The repetition of Sukkot contains the two main ritual commands of Sukkot – the lulav and etrog (Leviticus 23, 40), and the dwelling in a Sukka (Leviticus 23, 42). The lulav, according to the Jewish tradition based upon the verse (Leviticus 23, 40) is a palm branch surrounded by myrtle and willow branches, while the etrog, according to the Jewish tradition based upon the verse (Leviticus 23, 40) is a citrus fruit – and, the lulav and etrog are waved in the reciting of Hallel (psalms of joy and thanksgiving). The Sukka is a temporary hut in which on Sukkot we are to dwell (eat and sleep, though the practice of sleeping in the Sukka has largely disappeared) in commemoration of the wanderings of the Israelites in the wilderness following the exodus as according to the verses (Leviticus 23, 42-43). At the end of this passage and end of the chapter (Leviticus 23) there is again a concluding statement (after the delineation of the appointed times seemingly ended with the previous concluding statement of Leviticus 23, 37-38) – “And Moses declared unto the children of Israel the appointed times of the Lord” (Leviticus 23, 44).

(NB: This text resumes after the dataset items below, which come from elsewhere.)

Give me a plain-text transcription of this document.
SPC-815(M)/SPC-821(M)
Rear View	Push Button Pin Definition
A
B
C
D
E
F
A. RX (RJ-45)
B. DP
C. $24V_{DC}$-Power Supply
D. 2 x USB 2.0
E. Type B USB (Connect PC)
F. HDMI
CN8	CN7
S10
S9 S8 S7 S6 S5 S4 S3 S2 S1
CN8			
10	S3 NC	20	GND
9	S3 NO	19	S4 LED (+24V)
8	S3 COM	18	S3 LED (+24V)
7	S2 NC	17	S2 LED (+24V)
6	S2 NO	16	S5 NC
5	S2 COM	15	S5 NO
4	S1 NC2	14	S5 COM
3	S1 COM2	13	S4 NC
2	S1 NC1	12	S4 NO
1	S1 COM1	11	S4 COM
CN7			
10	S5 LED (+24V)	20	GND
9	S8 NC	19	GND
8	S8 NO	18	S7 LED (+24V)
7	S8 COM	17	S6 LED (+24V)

Why the repetition concerning Sukkot? Sukkot is referred to in the Talmudic tradition as “the festival” (החג), and this is faithful to the plain meaning of Scripture (Leviticus 23) in which Sukkot has a special status in being repeated. I want to suggest that the reason that Sukkot is repeated is that Sukkot represents an integration of the two aspects symbolized by the terms YHVH and Elohim – revelation and redemption (YHVH) and nature (Elohim). The two main ritual commands of Sukkot in the repetition of Sukkot reflect these two aspects of YHVH and Elohim – the lulav and etrog is the side of nature (Elohim) and the dwelling in the Sukkot is the side of revelation and redemption (YHVH) in which the Israelites according to the Biblical account experienced the protection of God in living in huts in their wanderings in the wilderness.

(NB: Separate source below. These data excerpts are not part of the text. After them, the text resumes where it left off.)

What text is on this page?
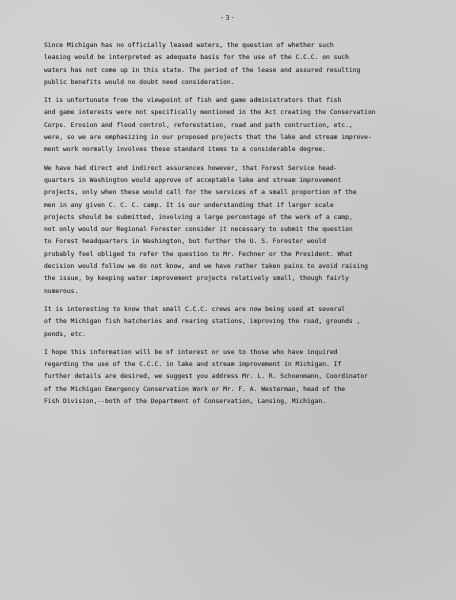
-3-

Since Michigan has no officially leased waters, the question of whether such
leasing would be interpreted as adequate basis for the use of the C.C.C. on such
waters has not come up in this state. The period of the lease and assured resulting
public benefits would no doubt need consideration.

It is unfortunate from the viewpoint of fish and game administrators that fish
and game interests were not specifically mentioned in the Act creating the Conservation
Corps. Erosion and flood control, reforestation, road and path contruction, etc.,
were, so we are emphasizing in our proposed projects that the lake and stream improve-
ment work normally involves these standard items to a considerable degree.

We have had direct and indirect assurances however, that Forest Service head-
quarters in Washington would approve of acceptable lake and stream improvement
projects, only when these would call for the services of a small proportion of the
men in any given C. C. C. camp. It is our understanding that if larger scale
projects should be submitted, involving a large percentage of the work of a camp,
not only would our Regional Forester consider it necessary to submit the question
to Forest headquarters in Washington, but further the U. S. Forester would
probably feel obliged to refer the question to Mr. Fechner or the President. What
decision would follow we do not know, and we have rather taken pains to avoid raising
the issue, by keeping water improvement projects relatively small, though fairly
numerous.

It is interesting to know that small C.C.C. crews are now being used at several
of the Michigan fish hatcheries and rearing stations, improving the road, grounds ,
ponds, etc.

I hope this information will be of interest or use to those who have inquired
regarding the use of the C.C.C. in lake and stream improvement in Michigan. If
further details are desired, we suggest you address Mr. L. R. Schoenmann, Coordinator
of the Michigan Emergency Conservation Work or Mr. F. A. Westerman, head of the
Fish Division,--both of the Department of Conservation, Lansing, Michigan.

In summary, we actually have then two periods in the Jewish calendar based upon the holy days of the Torah as delineated in Leviticus 23. The first period is Passover to Shavuot in which we experience God as YHVH – a God of revelation and redemption and source of compassion and morality. This is a period in which we are celebrating the birth of the Jewish people (Passover) and the birth of Judaism (Shavuot). In Leviticus 23, this time period ends with two agricultural commandments expressing compassion for the poor and with the phrase “I am the Lord (YHVH) your God” (Leviticus 23, 22) symbolizing that YHVH demands compassion and morality. The second period is Rosh Hashanah to Yom Hakippurim in which we experience God as Elohim – a God of nature and source of power and judgment. This is a period of self-examination in which we stand before God in judgment and are to do tshuva (return to the path of right living). Sukkot, which is to be a time of great joy, follows at the end and has a special status in being repeated as it represents an integration of YHVH and Elohim – and, here too the passage relating to Sukkot ends (Leviticus 23, 43) with the phrase “I am the Lord (YHVH) your God (Elohim) symbolizing in this case the integration of YHVH and Elohim.